Revolutionär oder visionär neuartig ist „Nachtigall“ also nicht und tatsächlich scheinen sich jegliche Kritiken zum Film in zwei Punkten sehr zu ähneln: Erstens ist das zwar alles nicht so doll, aber zweitens sei David Oyelowo („Interstellar“) eine Offenbarung und deshalb schaffe der Film es irgendwie, als Durchschnitt durchzugehen. Eine Einschätzung, der man mit Abzügen zustimmen kann. David Oyelowo ist tatsächlich eine Übermacht in diesem kurzen Kammerspiel (Handlungsort ist lediglich das kleine Haus, in dem der einzige Charakter Peter Snowden lebt) und tatsächlich ist das alles nicht so doll. Aber durchschnittlich zu sein, das gelingt dem Film ganz knapp nicht. Dabei gelingt es Oyelowo scheinbar mühelos, den Film weitestgehend zu tragen. Die größte Qualität seines Spiels liegt stets darin, dass er nicht nur jegliche Gefühlsregungen und Ausdrucksform schulisch korrekt beherrscht (von Gesangseinlagen zu absoluter Stille, von depressiver Einsamkeit zu überbordender Lebensfreude), sondern dass er vor allem stets den Ursprung seines Gefühlszustandes verschleiern kann. Der Zuschauer wird dadurch ebenso zum Opfer von Peters Verstand wie der Charakter selbst. Das ist Schauspiel seltenster Qualität.

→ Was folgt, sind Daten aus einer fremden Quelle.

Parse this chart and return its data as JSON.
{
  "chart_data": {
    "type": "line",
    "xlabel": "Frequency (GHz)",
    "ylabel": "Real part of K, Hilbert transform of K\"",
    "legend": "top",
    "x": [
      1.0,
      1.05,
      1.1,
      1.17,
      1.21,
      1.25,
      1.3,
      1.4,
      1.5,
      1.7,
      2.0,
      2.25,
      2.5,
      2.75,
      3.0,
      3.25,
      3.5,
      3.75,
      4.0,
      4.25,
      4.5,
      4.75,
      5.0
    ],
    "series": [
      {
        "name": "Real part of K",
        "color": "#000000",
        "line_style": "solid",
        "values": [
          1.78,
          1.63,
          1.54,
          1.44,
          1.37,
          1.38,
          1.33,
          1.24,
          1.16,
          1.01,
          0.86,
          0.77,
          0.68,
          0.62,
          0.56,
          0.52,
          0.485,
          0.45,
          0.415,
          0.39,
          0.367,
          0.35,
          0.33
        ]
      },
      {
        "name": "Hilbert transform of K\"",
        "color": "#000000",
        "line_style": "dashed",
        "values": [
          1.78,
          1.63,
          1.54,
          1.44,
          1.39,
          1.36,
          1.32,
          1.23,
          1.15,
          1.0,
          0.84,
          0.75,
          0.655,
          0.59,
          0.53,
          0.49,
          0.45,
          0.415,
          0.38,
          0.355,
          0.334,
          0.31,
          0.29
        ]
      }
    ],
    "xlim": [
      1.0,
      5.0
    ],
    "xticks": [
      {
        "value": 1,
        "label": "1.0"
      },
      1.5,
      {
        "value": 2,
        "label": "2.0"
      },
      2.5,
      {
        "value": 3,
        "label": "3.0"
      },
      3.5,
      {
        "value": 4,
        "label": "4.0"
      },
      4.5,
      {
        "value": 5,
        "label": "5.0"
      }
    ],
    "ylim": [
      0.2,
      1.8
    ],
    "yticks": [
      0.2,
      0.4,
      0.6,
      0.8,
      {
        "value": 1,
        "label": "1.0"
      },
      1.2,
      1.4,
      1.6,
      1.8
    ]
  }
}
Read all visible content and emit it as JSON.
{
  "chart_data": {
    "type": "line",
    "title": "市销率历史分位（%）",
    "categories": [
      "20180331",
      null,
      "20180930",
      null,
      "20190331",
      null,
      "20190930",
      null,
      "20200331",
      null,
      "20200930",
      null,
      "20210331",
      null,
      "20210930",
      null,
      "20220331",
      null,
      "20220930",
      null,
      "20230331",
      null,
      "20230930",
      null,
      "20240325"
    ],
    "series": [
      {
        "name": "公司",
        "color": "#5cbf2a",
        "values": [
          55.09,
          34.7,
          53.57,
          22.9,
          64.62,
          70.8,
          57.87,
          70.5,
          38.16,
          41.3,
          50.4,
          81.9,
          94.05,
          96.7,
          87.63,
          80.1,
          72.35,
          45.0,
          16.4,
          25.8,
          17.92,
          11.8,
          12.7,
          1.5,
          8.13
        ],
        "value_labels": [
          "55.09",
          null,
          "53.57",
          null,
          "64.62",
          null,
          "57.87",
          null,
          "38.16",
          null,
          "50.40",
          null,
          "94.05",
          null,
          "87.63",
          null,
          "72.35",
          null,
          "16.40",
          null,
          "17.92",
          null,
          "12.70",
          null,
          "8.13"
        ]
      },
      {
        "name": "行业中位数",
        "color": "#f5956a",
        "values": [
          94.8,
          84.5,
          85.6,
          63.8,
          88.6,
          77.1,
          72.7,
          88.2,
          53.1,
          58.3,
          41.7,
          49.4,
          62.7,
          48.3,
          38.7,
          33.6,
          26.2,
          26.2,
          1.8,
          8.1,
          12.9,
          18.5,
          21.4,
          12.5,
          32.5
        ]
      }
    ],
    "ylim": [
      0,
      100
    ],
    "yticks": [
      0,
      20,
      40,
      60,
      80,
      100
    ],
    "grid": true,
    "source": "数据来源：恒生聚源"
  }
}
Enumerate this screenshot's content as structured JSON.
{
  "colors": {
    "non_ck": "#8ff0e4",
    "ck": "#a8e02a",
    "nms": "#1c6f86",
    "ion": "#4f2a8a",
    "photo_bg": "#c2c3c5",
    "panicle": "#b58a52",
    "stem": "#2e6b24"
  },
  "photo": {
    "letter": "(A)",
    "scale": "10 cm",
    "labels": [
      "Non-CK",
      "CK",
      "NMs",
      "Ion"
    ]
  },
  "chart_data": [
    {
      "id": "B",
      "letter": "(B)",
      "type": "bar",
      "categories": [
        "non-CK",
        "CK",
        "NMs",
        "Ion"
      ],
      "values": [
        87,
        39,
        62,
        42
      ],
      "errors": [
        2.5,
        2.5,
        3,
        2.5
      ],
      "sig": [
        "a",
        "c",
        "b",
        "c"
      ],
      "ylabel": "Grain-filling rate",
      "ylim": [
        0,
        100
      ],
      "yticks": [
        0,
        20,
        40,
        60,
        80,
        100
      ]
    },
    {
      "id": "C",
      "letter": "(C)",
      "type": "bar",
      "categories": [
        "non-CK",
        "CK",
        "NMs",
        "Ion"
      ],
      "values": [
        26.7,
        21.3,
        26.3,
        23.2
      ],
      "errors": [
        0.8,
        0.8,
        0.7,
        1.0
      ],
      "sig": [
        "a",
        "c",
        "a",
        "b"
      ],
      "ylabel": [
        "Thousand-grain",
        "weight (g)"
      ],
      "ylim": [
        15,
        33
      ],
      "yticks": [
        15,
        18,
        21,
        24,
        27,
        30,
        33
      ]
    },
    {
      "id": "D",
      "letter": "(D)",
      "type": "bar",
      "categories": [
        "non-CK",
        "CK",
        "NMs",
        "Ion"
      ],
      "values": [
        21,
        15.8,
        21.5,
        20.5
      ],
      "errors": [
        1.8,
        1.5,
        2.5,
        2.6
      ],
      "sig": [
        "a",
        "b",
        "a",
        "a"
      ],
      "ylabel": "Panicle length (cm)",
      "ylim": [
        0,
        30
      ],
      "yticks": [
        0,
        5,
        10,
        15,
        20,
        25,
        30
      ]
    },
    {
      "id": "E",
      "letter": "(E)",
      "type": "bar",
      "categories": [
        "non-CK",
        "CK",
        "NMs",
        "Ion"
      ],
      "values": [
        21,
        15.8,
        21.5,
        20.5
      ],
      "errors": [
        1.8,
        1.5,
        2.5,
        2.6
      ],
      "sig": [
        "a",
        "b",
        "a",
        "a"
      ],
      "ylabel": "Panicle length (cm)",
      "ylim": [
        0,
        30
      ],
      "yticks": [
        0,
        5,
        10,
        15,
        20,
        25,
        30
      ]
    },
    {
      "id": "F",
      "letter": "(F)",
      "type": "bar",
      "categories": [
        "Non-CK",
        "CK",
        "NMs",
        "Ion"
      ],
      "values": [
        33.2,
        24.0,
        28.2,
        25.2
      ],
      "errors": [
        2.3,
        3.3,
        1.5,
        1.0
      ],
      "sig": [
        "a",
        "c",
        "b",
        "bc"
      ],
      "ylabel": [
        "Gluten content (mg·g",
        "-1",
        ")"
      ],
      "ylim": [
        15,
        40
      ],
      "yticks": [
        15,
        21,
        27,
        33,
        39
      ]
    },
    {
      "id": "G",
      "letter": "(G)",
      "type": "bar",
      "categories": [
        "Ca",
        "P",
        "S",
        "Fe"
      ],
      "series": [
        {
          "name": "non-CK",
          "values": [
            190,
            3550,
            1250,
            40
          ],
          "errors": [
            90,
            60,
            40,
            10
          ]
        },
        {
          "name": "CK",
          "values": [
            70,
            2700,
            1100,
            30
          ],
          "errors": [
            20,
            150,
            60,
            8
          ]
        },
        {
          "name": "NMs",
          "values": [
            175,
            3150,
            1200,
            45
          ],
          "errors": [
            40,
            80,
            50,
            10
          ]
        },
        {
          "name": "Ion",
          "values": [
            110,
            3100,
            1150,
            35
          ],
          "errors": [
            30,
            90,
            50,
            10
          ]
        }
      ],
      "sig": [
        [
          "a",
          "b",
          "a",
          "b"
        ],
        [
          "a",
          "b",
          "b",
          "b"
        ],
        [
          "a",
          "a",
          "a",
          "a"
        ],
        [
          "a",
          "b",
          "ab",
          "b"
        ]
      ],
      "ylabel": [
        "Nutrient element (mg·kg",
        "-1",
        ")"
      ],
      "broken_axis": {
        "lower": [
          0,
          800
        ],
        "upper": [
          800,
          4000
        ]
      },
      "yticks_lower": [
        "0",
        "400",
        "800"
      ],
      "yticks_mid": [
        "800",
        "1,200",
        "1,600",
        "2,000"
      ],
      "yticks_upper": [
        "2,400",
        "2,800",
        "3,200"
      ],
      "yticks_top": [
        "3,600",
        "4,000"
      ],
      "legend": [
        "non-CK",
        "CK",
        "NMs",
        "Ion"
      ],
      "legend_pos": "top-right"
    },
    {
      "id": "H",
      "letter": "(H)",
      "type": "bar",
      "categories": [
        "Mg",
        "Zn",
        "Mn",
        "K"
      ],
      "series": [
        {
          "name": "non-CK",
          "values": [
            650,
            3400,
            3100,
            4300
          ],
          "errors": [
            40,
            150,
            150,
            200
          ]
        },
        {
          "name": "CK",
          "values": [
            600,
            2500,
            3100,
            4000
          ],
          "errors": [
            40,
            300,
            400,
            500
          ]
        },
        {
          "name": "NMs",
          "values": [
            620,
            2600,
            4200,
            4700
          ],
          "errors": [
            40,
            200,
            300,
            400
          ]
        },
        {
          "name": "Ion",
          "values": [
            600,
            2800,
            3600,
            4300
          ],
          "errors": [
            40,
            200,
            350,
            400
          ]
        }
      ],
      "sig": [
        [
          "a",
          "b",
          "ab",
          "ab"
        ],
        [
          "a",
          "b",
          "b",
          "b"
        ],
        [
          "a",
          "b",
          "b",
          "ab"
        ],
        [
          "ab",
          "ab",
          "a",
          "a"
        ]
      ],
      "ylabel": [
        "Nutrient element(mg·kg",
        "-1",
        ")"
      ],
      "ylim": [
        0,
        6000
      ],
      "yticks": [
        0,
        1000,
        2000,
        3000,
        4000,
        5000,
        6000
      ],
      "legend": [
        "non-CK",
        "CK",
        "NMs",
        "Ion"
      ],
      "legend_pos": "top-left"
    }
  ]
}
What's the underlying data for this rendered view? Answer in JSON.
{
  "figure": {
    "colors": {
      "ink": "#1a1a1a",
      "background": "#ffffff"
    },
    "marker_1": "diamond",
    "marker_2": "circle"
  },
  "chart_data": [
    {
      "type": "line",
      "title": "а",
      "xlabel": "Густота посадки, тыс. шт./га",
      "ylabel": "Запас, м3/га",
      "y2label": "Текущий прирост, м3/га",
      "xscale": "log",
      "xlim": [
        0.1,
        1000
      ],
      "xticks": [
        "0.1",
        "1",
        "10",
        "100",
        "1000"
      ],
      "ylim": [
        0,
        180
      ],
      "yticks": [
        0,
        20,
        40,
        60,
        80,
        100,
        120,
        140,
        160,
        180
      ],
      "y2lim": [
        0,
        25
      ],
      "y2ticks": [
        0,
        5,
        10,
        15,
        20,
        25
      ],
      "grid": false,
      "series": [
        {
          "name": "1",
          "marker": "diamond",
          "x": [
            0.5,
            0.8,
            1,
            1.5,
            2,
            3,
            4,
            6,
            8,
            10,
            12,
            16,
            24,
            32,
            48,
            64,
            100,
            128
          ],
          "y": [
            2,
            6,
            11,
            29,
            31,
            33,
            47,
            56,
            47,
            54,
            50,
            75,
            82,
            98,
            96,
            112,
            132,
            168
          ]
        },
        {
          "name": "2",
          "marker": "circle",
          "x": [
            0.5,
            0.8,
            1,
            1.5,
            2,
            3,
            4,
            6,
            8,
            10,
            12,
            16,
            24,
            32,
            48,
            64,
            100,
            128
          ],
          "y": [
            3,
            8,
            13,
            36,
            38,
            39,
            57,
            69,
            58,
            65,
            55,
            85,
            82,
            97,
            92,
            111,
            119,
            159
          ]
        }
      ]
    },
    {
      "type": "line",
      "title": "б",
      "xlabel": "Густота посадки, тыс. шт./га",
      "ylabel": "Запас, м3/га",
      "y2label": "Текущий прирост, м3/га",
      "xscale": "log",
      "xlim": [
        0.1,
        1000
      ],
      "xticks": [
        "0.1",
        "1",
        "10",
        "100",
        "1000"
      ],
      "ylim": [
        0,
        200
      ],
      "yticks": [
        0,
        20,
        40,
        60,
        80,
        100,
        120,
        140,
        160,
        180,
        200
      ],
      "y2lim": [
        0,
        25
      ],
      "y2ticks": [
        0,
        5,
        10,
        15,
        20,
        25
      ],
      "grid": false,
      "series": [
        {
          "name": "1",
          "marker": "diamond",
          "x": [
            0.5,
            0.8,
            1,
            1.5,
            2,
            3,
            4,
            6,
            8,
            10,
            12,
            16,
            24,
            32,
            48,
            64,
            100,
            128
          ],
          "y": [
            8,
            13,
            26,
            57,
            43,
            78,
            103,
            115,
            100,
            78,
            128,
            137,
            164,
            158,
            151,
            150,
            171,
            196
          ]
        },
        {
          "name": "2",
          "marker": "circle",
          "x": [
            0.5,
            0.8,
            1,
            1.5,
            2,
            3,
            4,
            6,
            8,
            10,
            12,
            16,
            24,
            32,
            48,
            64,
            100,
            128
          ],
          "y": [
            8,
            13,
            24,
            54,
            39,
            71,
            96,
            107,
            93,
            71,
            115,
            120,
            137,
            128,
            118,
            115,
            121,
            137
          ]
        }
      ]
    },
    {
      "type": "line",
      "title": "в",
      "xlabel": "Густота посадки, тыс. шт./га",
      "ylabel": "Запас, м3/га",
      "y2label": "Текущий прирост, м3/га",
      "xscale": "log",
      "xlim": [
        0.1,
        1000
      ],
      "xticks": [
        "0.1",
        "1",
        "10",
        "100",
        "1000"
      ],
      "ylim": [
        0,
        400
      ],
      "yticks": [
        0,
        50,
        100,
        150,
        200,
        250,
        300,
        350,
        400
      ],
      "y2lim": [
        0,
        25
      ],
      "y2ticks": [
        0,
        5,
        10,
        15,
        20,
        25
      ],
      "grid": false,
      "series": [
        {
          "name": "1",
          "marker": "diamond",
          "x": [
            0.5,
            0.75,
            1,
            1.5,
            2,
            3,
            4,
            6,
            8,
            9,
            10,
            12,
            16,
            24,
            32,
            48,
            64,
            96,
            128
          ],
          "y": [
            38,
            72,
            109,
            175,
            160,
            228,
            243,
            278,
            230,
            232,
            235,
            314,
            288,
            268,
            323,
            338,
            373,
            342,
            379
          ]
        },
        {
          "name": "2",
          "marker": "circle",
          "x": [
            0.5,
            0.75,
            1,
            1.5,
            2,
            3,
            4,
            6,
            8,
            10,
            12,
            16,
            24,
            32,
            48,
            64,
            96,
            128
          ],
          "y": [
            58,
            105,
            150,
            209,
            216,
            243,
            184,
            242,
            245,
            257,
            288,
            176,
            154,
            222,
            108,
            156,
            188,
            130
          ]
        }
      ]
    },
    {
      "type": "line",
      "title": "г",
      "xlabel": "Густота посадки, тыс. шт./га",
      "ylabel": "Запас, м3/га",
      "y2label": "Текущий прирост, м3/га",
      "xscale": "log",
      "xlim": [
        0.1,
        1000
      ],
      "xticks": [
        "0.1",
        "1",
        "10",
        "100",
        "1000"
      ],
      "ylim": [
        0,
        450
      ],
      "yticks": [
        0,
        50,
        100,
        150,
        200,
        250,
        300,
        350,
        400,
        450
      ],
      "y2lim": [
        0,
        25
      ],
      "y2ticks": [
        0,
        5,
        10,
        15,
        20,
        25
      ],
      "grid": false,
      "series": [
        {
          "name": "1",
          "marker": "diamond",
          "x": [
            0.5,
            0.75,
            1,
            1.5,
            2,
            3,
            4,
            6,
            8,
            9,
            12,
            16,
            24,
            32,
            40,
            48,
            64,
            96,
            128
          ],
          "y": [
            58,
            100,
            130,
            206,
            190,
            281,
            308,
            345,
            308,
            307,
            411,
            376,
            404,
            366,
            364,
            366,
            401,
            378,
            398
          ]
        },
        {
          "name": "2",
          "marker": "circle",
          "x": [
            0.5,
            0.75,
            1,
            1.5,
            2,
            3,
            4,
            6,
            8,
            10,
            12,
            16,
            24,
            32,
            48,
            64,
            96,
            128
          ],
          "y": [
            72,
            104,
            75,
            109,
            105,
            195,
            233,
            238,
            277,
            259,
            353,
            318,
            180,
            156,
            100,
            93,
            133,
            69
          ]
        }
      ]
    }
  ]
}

Und damit hätte man auch schon den einzigen Pluspunkt des Films besprochen. Auf der anderen Seite warten leider deutlich mehr Kritikpunkte. So ist es bereits nach fünf Minuten deutlich, dass der Film keinerlei Preise für eine sonderlich einfallsreiche Inszenierung bekommen wird. Der gespaltene Gemütszustand Snowdens (dessen Nachname kein Zufall ist, er versucht stets, seinen Freund Edward anzurufen) wird durch Spiegel und Jump Cuts dargestellt - Hitchcock und Woody Allen haben das vor Jahrzehnten gemacht und ihren Figuren so und Handlungen eine ambivalente Aura der Gefahr und Orientierungslosigkeit verpasst. Snowden hingegen scheint mit jedem Blick in den Spiegel vor allem einen Gedanken in den Kopf des Zuschauers pflanzen zu wollen: „Mann, ist der Typ verrückt!“ Keine Zwischentöne, kein Garnichts, nur ein plattes Brett bekommt man hier vor den Latz geknallt. Dazu gesellt sich mit der Zeit eine unheimlich repetitive Art und Weise, sodass der Film sich bei nur 80 Minuten Laufzeit immer wieder brutal ausbremst und beweist, dass eine Beschränkung auf wenige Figuren und Orte nicht zwangsweise die Kreativität beflügelt.